Cooling Envelope Model for Tidal Disruption Events

TL;DR

This paper introduces a simplified model for the thermal emission from tidal disruption events, explaining observed light curve features through envelope cooling and contraction dynamics.

Contribution

It proposes a new toy model linking envelope cooling to TDE emission, accounting for delayed X-ray and radio signals observed in some events.

Findings

Envelope cooling explains optical/UV/X-ray light curve decay.

Delayed envelope contraction accounts for late-time emission features.
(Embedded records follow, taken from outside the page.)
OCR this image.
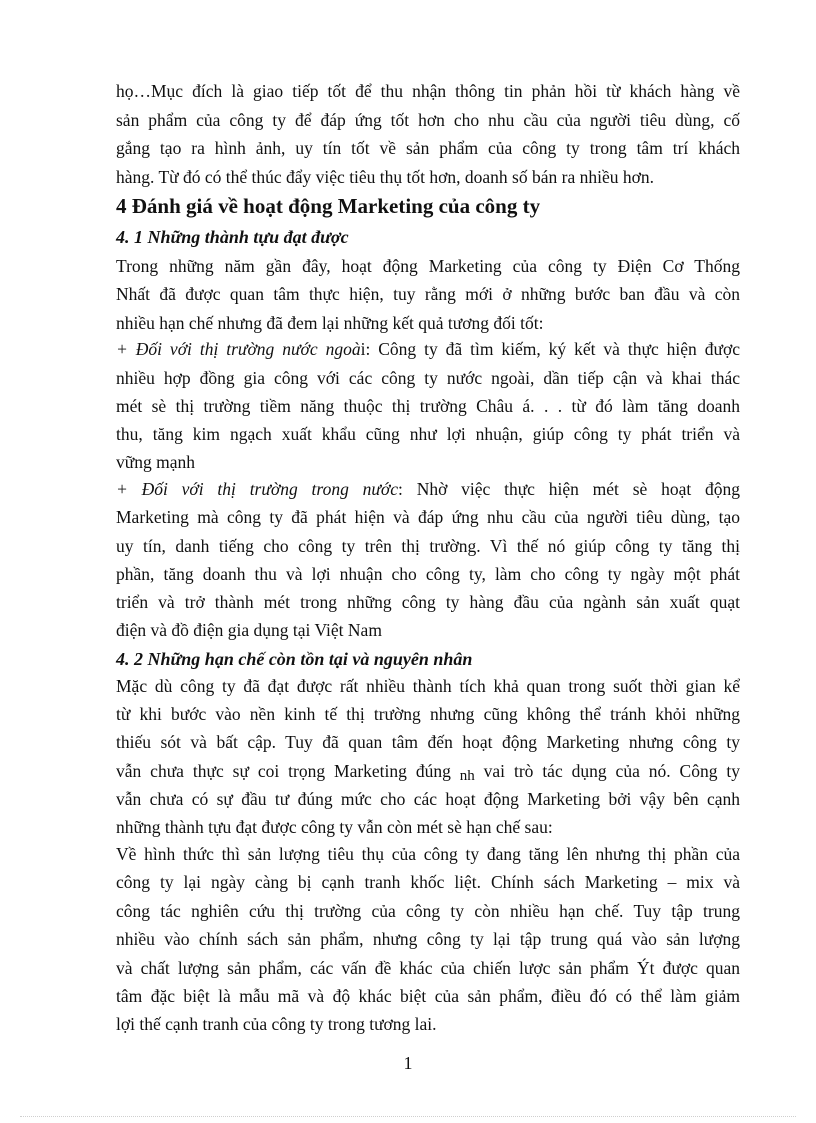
họ…Mục đích là giao tiếp tốt để thu nhận thông tin phản hồi từ khách hàng về
sản phẩm của công ty để đáp ứng tốt hơn cho nhu cầu của người tiêu dùng, cố
gắng tạo ra hình ảnh, uy tín tốt về sản phẩm của công ty trong tâm trí khách
hàng. Từ đó có thể thúc đẩy việc tiêu thụ tốt hơn, doanh số bán ra nhiều hơn.
4 Đánh giá về hoạt động Marketing của công ty
4. 1 Những thành tựu đạt được
Trong những năm gần đây, hoạt động Marketing của công ty Điện Cơ Thống
Nhất đã được quan tâm thực hiện, tuy rằng mới ở những bước ban đầu và còn
nhiều hạn chế nhưng đã đem lại những kết quả tương đối tốt:
+ Đối với thị trường nước ngoài: Công ty đã tìm kiếm, ký kết và thực hiện được
nhiều hợp đồng gia công với các công ty nước ngoài, dần tiếp cận và khai thác
mét sè thị trường tiềm năng thuộc thị trường Châu á. . . từ đó làm tăng doanh
thu, tăng kim ngạch xuất khẩu cũng như lợi nhuận, giúp công ty phát triển và
vững mạnh
+ Đối với thị trường trong nước: Nhờ việc thực hiện mét sè hoạt động
Marketing mà công ty đã phát hiện và đáp ứng nhu cầu của người tiêu dùng, tạo
uy tín, danh tiếng cho công ty trên thị trường. Vì thế nó giúp công ty tăng thị
phần, tăng doanh thu và lợi nhuận cho công ty, làm cho công ty ngày một phát
triển và trở thành mét trong những công ty hàng đầu của ngành sản xuất quạt
điện và đồ điện gia dụng tại Việt Nam
4. 2 Những hạn chế còn tồn tại và nguyên nhân
Mặc dù công ty đã đạt được rất nhiều thành tích khả quan trong suốt thời gian kể
từ khi bước vào nền kinh tế thị trường nhưng cũng không thể tránh khỏi những
thiếu sót và bất cập. Tuy đã quan tâm đến hoạt động Marketing nhưng công ty
vẫn chưa thực sự coi trọng Marketing đúng nh vai trò tác dụng của nó. Công ty
vẫn chưa có sự đầu tư đúng mức cho các hoạt động Marketing bởi vậy bên cạnh
những thành tựu đạt được công ty vẫn còn mét sè hạn chế sau:
Về hình thức thì sản lượng tiêu thụ của công ty đang tăng lên nhưng thị phần của
công ty lại ngày càng bị cạnh tranh khốc liệt. Chính sách Marketing – mix và
công tác nghiên cứu thị trường của công ty còn nhiều hạn chế. Tuy tập trung
nhiều vào chính sách sản phẩm, nhưng công ty lại tập trung quá vào sản lượng
và chất lượng sản phẩm, các vấn đề khác của chiến lược sản phẩm Ýt được quan
tâm đặc biệt là mẫu mã và độ khác biệt của sản phẩm, điều đó có thể làm giảm
lợi thế cạnh tranh của công ty trong tương lai.
1
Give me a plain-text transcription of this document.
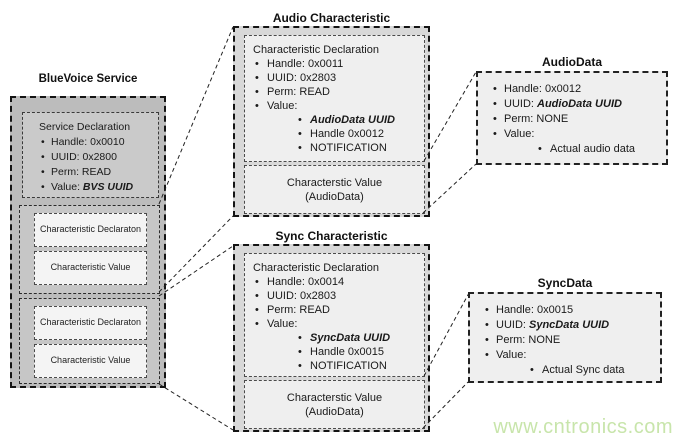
BlueVoice Service
Service Declaration
• Handle: 0x0010
• UUID: 0x2800
• Perm: READ
• Value: BVS UUID
Characteristic Declaraton
Characteristic Value
Characteristic Declaraton
Characteristic Value
Audio Characteristic
Characteristic Declaration
• Handle: 0x0011
• UUID: 0x2803
• Perm: READ
• Value:
• AudioData UUID
• Handle 0x0012
• NOTIFICATION
Characterstic Value
(AudioData)
Sync Characteristic
Characteristic Declaration
• Handle: 0x0014
• UUID: 0x2803
• Perm: READ
• Value:
• SyncData UUID
• Handle 0x0015
• NOTIFICATION
Characterstic Value
(AudioData)
AudioData
• Handle: 0x0012
• UUID: AudioData UUID
• Perm: NONE
• Value:
• Actual audio data
SyncData
• Handle: 0x0015
• UUID: SyncData UUID
• Perm: NONE
• Value:
• Actual Sync data
www.cntronics.com
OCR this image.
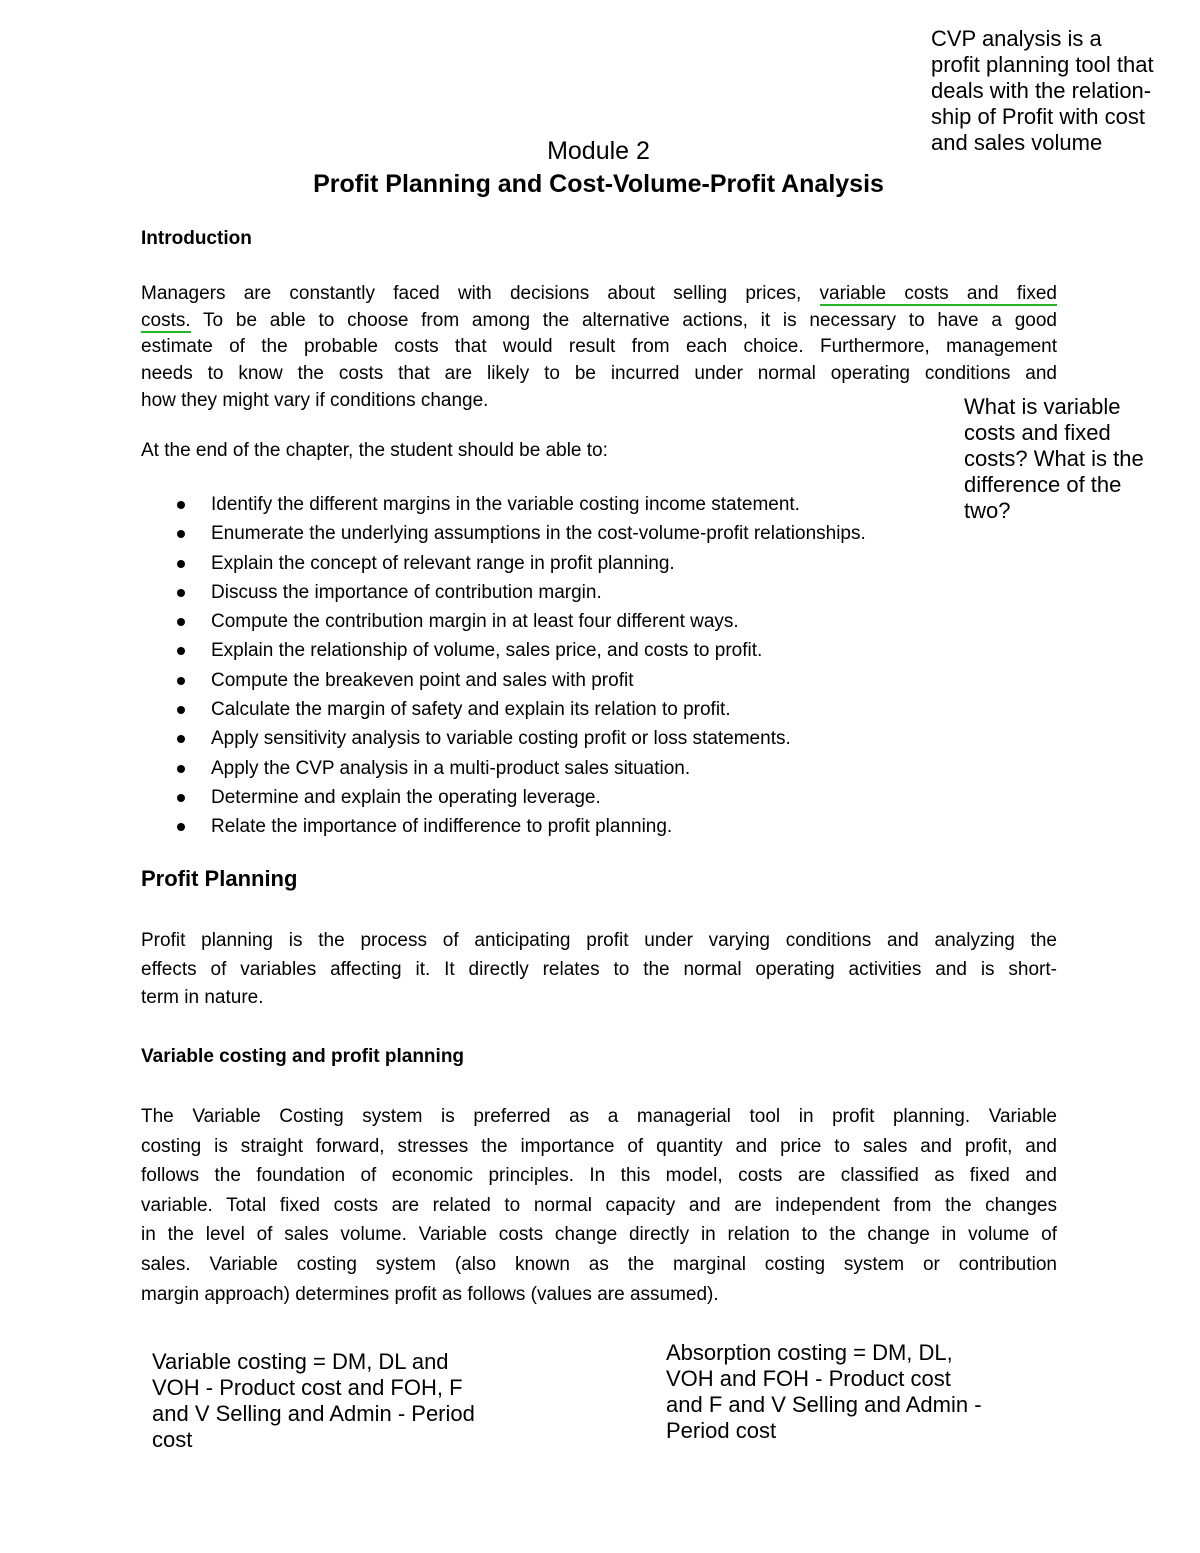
CVP analysis is a
profit planning tool that
deals with the relation-
ship of Profit with cost
and sales volume
Module 2
Profit Planning and Cost-Volume-Profit Analysis
Introduction
Managers are constantly faced with decisions about selling prices, variable costs and fixed
costs. To be able to choose from among the alternative actions, it is necessary to have a good
estimate of the probable costs that would result from each choice. Furthermore, management
needs to know the costs that are likely to be incurred under normal operating conditions and
how they might vary if conditions change.	What is variable
costs and fixed
costs? What is the
difference of the
two?
At the end of the chapter, the student should be able to:
Identify the different margins in the variable costing income statement.
Enumerate the underlying assumptions in the cost-volume-profit relationships.
Explain the concept of relevant range in profit planning.
Discuss the importance of contribution margin.
Compute the contribution margin in at least four different ways.
Explain the relationship of volume, sales price, and costs to profit.
Compute the breakeven point and sales with profit
Calculate the margin of safety and explain its relation to profit.
Apply sensitivity analysis to variable costing profit or loss statements.
Apply the CVP analysis in a multi-product sales situation.
Determine and explain the operating leverage.
Relate the importance of indifference to profit planning.
Profit Planning
Profit planning is the process of anticipating profit under varying conditions and analyzing the
effects of variables affecting it. It directly relates to the normal operating activities and is short-
term in nature.
Variable costing and profit planning
The Variable Costing system is preferred as a managerial tool in profit planning. Variable
costing is straight forward, stresses the importance of quantity and price to sales and profit, and
follows the foundation of economic principles. In this model, costs are classified as fixed and
variable. Total fixed costs are related to normal capacity and are independent from the changes
in the level of sales volume. Variable costs change directly in relation to the change in volume of
sales. Variable costing system (also known as the marginal costing system or contribution
margin approach) determines profit as follows (values are assumed).
Variable costing = DM, DL and
VOH - Product cost and FOH, F
and V Selling and Admin - Period
cost
Absorption costing = DM, DL,
VOH and FOH - Product cost
and F and V Selling and Admin -
Period cost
Model shows agreement and tension with observed TDE light curves.

Abstract

We present a toy model for the thermal optical/UV/X-ray emission from tidal disruption events (TDE). Motivated by recent hydrodynamical simulations, we assume the debris streams promptly and rapidly circularize (on the orbital period of the most tightly bound debris), generating a hot quasi-spherical pressure-supported envelope of radius R_v ~ 1e14 cm (photosphere radius ~1e15 cm) surrounding the supermassive black hole (SMBH). As the envelope cools radiatively, it undergoes Kelvin-Helmholtz contraction R_v ~ t^(-1), its temperature rising T_eff ~ t^(1/2) while its total luminosity remains roughly constant; the optical luminosity decays as nu L_nu ~ R_v^2 T_eff ~ t^(-3/2). Despite this similarity to the mass fall-back rate Mdot_fb ~ t^(-5/3), envelope heating from fall-back accretion is sub-dominant compared to the envelope cooling luminosity except near optical peak (where they are comparable). Envelope contraction can be delayed by energy injection from accretion from the inner envelope onto the SMBH in a regulated manner, leading to a late-time flattening of the optical/X-ray light curves, similar to those observed in some TDEs. Eventually, as the envelope contracts to near the circularization radius, the SMBH accretion rate rises to its maximum, in tandem with the decreasing optical luminosity. This cooling-induced (rather than circularization-induced) delay of up to several hundred days, may account for the delayed onset of thermal X-rays, late-time radio flares, and high-energy neutrino generation, observed in some TDEs. We compare the model predictions to recent TDE light curve correlation studies, finding agreement as well as points of tension.